Commonwealth to Fund Great Barrier Reef Water Quality Projects

4th May 2016

Great Barrier Reef

The Federal Government has announced an additional $50 million to be spent on projects improving water quality on the Great Barrier Reef, with more announcements to come according to Federal Environment Minister Greg Hunt. This comes after environmentalists put pressure on both state and federal governments to fully finance reef protection programs.

The Great Barrier Reef Water Science Taskforce reported late last year that nearly $600 million would be required over five years in order to help reduce the impact of pollution on the Great Barrier Reef. Mr Hunt revealed that the latest funding would be put towards reducing artificial nutrient levels entering the reef including reducing sediment, nitrogen and pesticides through grazing, cropping and plantation management.

The government pledged to announce further funding in the coming weeks, which will equal record investments into science and research, specifically putting it into practical application. Beginning with the process of implementing advice from the Commonwealth Independent Expert Panel on reef science, the government have also created a tropical water quality research hub at the cost of $30 million.

Despite this, environmental groups have called funding into question. WWF Australia said the figures revealed a $100 million 'black hole' in the annual federal budget when it comes to funding critical reef programs. However Mr Hunt maintains that the Federal Government will cover all necessary costs. Ensuring the water quality will ensure a less successful breeding ground for crown-of-thorns starfish which, when coupled with Commonwealth-funded work by marine park tourism operators to eradicate crown-of-thorns, will result in a stronger and healthier reef.

Queensland Greens senator Larissa Waters has been sceptical of the funding program, saying that the $50 million is well short of what is actually required.
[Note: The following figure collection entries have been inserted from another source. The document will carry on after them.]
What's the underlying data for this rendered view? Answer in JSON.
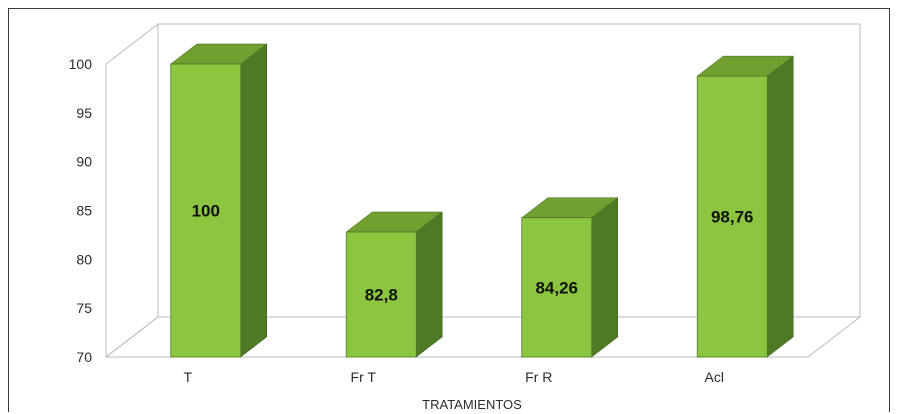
{
  "chart_data": {
    "type": "bar",
    "categories": [
      "T",
      "Fr T",
      "Fr R",
      "Acl"
    ],
    "values": [
      100,
      82.8,
      84.26,
      98.76
    ],
    "value_labels": [
      "100",
      "82,8",
      "84,26",
      "98,76"
    ],
    "y_ticks": [
      "70",
      "75",
      "80",
      "85",
      "90",
      "95",
      "100"
    ],
    "ylim": [
      70,
      100
    ],
    "xlabel": "TRATAMIENTOS",
    "ylabel": "",
    "title": "",
    "grid": false,
    "style": "3d",
    "colors": {
      "bar_front": "#8cc53f",
      "bar_top": "#6fa030",
      "bar_side": "#4f7a25"
    }
  }
}
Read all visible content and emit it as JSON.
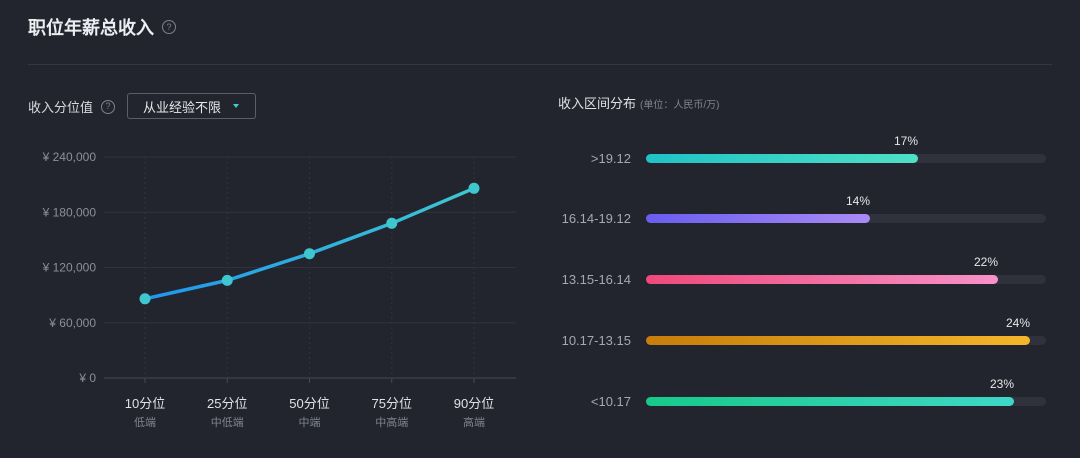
{
  "header": {
    "title": "职位年薪总收入",
    "help": "?"
  },
  "left": {
    "label": "收入分位值",
    "help": "?",
    "select": {
      "value": "从业经验不限"
    }
  },
  "right": {
    "title": "收入区间分布",
    "unit": "(单位：人民币/万)"
  },
  "colors": {
    "line_start": "#1f96f0",
    "line_end": "#3ec7cf",
    "point": "#3ec7cf"
  },
  "chart_data": [
    {
      "type": "line",
      "x": [
        "10分位",
        "25分位",
        "50分位",
        "75分位",
        "90分位"
      ],
      "x_sublabels": [
        "低端",
        "中低端",
        "中端",
        "中高端",
        "高端"
      ],
      "y": [
        86000,
        106000,
        135000,
        168000,
        206000
      ],
      "ylim": [
        0,
        240000
      ],
      "yticks": [
        "¥ 0",
        "¥ 60,000",
        "¥ 120,000",
        "¥ 180,000",
        "¥ 240,000"
      ],
      "grid": true
    },
    {
      "type": "bar",
      "orientation": "horizontal",
      "categories": [
        ">19.12",
        "16.14-19.12",
        "13.15-16.14",
        "10.17-13.15",
        "<10.17"
      ],
      "values": [
        17,
        14,
        22,
        24,
        23
      ],
      "value_labels": [
        "17%",
        "14%",
        "22%",
        "24%",
        "23%"
      ],
      "xlim": [
        0,
        25
      ],
      "colors": [
        [
          "#1fc3c6",
          "#4fe0c6"
        ],
        [
          "#6a5cf0",
          "#a98bf5"
        ],
        [
          "#f0497a",
          "#f792c8"
        ],
        [
          "#c77d0a",
          "#f5b62a"
        ],
        [
          "#17c98a",
          "#3fd7c6"
        ]
      ]
    }
  ]
}
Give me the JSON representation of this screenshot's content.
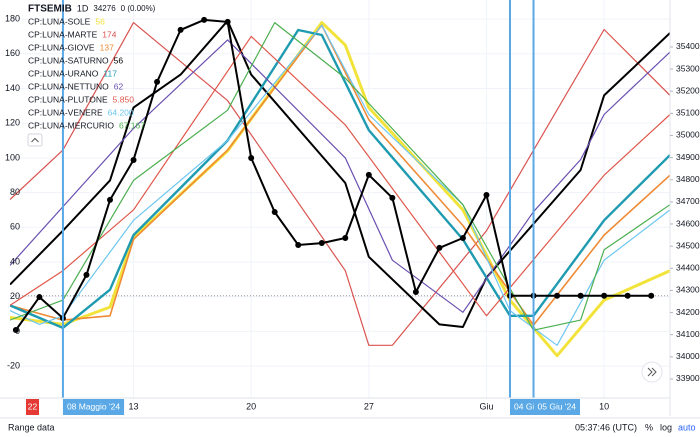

She called on the Government to stop approving coal mines, stating that throwing dollars at the problem was counter-productive when the Government continue to make the problem worse by approving new coal mines and with bad climate change policy.

Although Queensland Environment Minister Steven Miles accused the federal government of allocating money before the scientific taskforce had a chance to report on how it should be spent, Dr Miles did confirm that parts of the reef were starting to recover from the widespread coral bleaching, particularly areas in Cairns and the south.